The problem with change is that we all hate it. All of us hate it at varying levels and in different ways, but no one can say that they always love change.
Since classes finished for the summer I’ve been reading a book titled Spirituality by Carl McColman. It has been a fun read because Carl takes a very nonacademic approach toward a relationship with God. Something that is needed for me after a long school year.
Carl tackles the problem of change for religious people in a great way. He says:
Religions resist change for the simple reason that any given change might prove to be spiritually harmful. The attitude in such resistance is, “if it isn’t broken, don’t fix it.”
Even the Book of Common Prayer shows Christianity’s incessant fear with change. It says (page 133):
Protect us through the hours of this night, so that we who are wearied by the changes and chances of this life may rest in your eternal changelessness.
I often wonder if those who resist change within their churches are more scared that something bad could happen rather than hoping change could produce a greater good.
The difference of mindset changes everything.
The problem with change can also be that there are areas where Christianity should not change. A life of following Christ should mean there are areas that never change and areas where change should be endless. And the only way to determine all this is through discernment.

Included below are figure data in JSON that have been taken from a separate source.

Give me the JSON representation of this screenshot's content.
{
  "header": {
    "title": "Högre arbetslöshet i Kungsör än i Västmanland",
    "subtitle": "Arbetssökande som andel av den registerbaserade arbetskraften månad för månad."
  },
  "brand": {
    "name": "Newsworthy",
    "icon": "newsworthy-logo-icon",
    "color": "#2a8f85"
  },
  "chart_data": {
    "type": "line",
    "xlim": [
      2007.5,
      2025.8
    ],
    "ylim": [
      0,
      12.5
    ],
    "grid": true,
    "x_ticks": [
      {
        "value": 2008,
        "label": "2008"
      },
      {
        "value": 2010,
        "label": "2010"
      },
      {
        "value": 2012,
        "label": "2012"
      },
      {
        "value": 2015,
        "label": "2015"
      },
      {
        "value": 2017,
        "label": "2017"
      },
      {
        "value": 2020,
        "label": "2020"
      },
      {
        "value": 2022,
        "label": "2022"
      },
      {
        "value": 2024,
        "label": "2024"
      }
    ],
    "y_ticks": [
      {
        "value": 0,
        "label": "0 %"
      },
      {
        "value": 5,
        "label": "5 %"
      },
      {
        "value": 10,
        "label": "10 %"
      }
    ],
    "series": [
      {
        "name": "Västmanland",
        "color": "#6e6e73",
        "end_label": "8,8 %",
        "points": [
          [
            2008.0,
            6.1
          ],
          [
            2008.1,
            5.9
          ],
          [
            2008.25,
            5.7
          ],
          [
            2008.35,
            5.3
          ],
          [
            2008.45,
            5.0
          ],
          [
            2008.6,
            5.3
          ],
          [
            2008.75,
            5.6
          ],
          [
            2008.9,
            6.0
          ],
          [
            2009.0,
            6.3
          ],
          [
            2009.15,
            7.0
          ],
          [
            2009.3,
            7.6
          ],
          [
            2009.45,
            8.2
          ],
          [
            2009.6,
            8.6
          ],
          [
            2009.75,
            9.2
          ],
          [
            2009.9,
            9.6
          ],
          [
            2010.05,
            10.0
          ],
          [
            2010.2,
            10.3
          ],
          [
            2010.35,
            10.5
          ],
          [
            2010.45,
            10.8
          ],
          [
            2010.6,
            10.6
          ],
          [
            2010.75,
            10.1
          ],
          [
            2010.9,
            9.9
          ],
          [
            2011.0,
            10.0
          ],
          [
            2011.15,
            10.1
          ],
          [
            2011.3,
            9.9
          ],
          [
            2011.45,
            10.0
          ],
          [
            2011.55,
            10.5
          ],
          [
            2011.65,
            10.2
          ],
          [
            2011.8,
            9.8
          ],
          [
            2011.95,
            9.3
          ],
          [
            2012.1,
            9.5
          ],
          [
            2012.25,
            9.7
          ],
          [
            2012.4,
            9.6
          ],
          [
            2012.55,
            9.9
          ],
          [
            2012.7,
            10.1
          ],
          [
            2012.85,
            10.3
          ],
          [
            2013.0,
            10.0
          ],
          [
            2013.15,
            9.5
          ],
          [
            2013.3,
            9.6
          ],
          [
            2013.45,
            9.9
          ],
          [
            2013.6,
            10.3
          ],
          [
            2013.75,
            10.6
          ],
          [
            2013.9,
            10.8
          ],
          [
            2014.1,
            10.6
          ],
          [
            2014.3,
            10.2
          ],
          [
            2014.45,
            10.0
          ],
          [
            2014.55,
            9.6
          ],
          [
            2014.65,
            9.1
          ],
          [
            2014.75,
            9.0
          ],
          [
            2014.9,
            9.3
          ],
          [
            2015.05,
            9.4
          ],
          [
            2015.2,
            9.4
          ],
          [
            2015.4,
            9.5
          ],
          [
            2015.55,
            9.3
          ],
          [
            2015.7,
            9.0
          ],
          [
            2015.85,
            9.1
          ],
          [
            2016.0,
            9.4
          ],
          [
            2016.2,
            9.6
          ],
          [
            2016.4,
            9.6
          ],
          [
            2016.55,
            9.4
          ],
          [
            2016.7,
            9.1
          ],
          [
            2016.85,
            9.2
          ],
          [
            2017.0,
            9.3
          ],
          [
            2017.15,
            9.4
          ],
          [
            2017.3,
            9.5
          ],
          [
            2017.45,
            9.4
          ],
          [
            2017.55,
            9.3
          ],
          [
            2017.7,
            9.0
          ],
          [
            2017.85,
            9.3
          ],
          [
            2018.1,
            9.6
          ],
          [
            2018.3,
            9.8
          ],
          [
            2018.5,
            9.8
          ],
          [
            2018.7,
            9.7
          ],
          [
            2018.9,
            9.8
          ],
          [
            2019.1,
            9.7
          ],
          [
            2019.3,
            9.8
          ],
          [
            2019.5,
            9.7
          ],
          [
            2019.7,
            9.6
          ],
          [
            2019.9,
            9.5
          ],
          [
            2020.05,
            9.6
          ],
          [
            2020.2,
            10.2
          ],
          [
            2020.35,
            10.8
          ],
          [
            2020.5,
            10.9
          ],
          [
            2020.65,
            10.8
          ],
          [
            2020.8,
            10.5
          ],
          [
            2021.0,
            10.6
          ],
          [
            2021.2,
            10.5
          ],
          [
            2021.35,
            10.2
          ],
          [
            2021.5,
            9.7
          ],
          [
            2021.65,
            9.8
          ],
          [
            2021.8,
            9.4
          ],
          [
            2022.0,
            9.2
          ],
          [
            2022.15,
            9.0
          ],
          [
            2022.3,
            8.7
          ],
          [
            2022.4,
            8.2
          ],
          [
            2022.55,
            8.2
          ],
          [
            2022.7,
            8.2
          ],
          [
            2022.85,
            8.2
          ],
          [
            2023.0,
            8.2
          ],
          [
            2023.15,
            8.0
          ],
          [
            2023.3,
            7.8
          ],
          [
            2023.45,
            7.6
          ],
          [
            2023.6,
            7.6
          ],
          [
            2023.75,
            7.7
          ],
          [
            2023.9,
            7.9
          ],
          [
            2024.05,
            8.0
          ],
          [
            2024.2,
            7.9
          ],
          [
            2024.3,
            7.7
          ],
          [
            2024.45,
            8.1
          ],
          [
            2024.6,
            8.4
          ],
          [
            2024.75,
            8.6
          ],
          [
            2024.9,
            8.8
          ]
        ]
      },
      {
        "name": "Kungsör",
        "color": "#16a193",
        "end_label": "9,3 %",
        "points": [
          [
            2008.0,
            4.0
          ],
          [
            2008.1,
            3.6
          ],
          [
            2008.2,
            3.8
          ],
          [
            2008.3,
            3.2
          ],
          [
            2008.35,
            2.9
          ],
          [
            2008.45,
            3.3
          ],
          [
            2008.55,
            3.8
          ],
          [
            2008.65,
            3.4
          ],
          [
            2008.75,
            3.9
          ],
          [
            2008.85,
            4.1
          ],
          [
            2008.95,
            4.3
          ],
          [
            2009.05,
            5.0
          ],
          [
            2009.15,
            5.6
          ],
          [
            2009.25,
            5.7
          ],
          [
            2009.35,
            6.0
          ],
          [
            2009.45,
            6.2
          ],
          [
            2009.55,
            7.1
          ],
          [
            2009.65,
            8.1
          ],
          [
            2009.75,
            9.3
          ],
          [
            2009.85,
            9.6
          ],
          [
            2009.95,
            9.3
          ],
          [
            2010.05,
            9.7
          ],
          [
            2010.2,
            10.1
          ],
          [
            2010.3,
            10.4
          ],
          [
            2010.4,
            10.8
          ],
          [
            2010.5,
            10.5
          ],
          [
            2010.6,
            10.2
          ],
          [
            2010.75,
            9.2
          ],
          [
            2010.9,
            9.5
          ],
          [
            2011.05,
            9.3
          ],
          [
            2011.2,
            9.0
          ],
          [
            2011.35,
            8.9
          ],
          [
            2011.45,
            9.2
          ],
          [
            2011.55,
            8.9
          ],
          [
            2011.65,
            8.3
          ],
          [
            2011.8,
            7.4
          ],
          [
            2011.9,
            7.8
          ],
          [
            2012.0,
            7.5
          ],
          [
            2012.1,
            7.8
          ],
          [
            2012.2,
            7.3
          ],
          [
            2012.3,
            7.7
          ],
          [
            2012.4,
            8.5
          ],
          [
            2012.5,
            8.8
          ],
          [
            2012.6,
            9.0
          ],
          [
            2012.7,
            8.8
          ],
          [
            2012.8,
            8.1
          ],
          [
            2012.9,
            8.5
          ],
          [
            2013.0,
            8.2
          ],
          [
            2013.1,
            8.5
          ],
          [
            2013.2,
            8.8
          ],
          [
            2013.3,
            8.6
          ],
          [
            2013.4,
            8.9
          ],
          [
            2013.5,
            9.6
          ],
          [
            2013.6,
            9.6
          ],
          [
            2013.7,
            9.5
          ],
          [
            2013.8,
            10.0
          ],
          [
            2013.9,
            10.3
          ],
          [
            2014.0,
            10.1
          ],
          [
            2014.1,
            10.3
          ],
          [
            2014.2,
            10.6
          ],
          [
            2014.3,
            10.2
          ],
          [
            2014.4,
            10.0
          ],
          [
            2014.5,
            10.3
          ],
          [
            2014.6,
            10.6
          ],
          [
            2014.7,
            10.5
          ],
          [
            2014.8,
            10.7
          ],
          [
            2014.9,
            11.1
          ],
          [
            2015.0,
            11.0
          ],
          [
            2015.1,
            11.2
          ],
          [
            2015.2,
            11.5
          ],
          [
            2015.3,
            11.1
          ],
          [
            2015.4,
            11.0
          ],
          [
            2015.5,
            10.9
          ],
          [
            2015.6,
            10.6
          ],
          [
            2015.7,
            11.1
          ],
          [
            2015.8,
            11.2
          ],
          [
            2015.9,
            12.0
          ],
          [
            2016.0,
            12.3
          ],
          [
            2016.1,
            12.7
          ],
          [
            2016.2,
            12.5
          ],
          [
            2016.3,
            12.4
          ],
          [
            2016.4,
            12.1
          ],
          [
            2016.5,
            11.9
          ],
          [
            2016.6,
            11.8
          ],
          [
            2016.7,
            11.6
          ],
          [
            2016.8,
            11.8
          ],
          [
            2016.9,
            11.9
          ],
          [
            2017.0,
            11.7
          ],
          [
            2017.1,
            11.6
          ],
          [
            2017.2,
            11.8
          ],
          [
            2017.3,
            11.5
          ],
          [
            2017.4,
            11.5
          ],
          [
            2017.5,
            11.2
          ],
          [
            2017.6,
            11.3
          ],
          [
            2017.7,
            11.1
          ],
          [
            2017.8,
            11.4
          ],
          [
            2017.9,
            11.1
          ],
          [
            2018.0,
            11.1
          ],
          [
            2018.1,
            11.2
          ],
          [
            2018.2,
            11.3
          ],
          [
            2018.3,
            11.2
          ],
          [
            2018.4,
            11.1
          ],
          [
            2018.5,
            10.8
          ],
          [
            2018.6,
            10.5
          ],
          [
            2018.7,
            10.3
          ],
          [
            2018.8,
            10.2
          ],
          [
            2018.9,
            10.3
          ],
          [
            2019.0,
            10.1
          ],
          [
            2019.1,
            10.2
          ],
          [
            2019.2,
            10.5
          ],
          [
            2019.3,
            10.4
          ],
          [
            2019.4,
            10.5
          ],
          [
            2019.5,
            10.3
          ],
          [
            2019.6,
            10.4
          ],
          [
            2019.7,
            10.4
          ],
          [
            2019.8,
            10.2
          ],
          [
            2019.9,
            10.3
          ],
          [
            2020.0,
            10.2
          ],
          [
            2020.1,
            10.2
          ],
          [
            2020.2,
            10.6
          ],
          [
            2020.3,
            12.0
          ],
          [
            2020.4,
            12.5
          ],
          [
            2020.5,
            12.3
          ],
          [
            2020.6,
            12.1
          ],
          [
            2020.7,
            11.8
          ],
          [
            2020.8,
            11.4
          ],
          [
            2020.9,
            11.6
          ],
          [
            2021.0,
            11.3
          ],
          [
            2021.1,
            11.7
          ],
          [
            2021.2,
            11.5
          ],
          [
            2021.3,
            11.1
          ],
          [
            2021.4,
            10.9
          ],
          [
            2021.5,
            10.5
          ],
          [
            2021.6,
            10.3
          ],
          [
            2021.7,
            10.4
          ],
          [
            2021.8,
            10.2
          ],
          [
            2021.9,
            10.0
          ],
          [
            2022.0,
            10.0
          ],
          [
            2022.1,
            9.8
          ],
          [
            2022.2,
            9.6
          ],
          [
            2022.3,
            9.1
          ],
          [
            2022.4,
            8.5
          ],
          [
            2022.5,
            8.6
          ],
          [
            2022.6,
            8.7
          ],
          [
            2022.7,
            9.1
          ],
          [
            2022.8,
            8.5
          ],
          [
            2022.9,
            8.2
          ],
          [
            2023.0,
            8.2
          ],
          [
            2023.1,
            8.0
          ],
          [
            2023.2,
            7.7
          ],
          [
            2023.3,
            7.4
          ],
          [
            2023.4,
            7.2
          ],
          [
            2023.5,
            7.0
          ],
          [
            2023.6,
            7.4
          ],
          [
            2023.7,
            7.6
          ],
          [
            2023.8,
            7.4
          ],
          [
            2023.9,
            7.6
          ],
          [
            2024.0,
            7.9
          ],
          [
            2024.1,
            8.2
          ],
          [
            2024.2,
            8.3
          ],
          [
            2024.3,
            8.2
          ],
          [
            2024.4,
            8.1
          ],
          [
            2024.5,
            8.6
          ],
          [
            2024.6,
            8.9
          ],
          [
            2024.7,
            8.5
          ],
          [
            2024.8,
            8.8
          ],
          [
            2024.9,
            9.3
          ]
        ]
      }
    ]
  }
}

If I could sum up the problem churches are having in reaching my generation it would be in one word: change. Churches have created sacred cows that they will not allow to change and in turn they run the young people out of their church. Sure, the millennial generation has a problem some call an entitlement complex (wanting control before it is earned), but when churches refuse to change in all the wrong areas they have no choice but to start their own thing.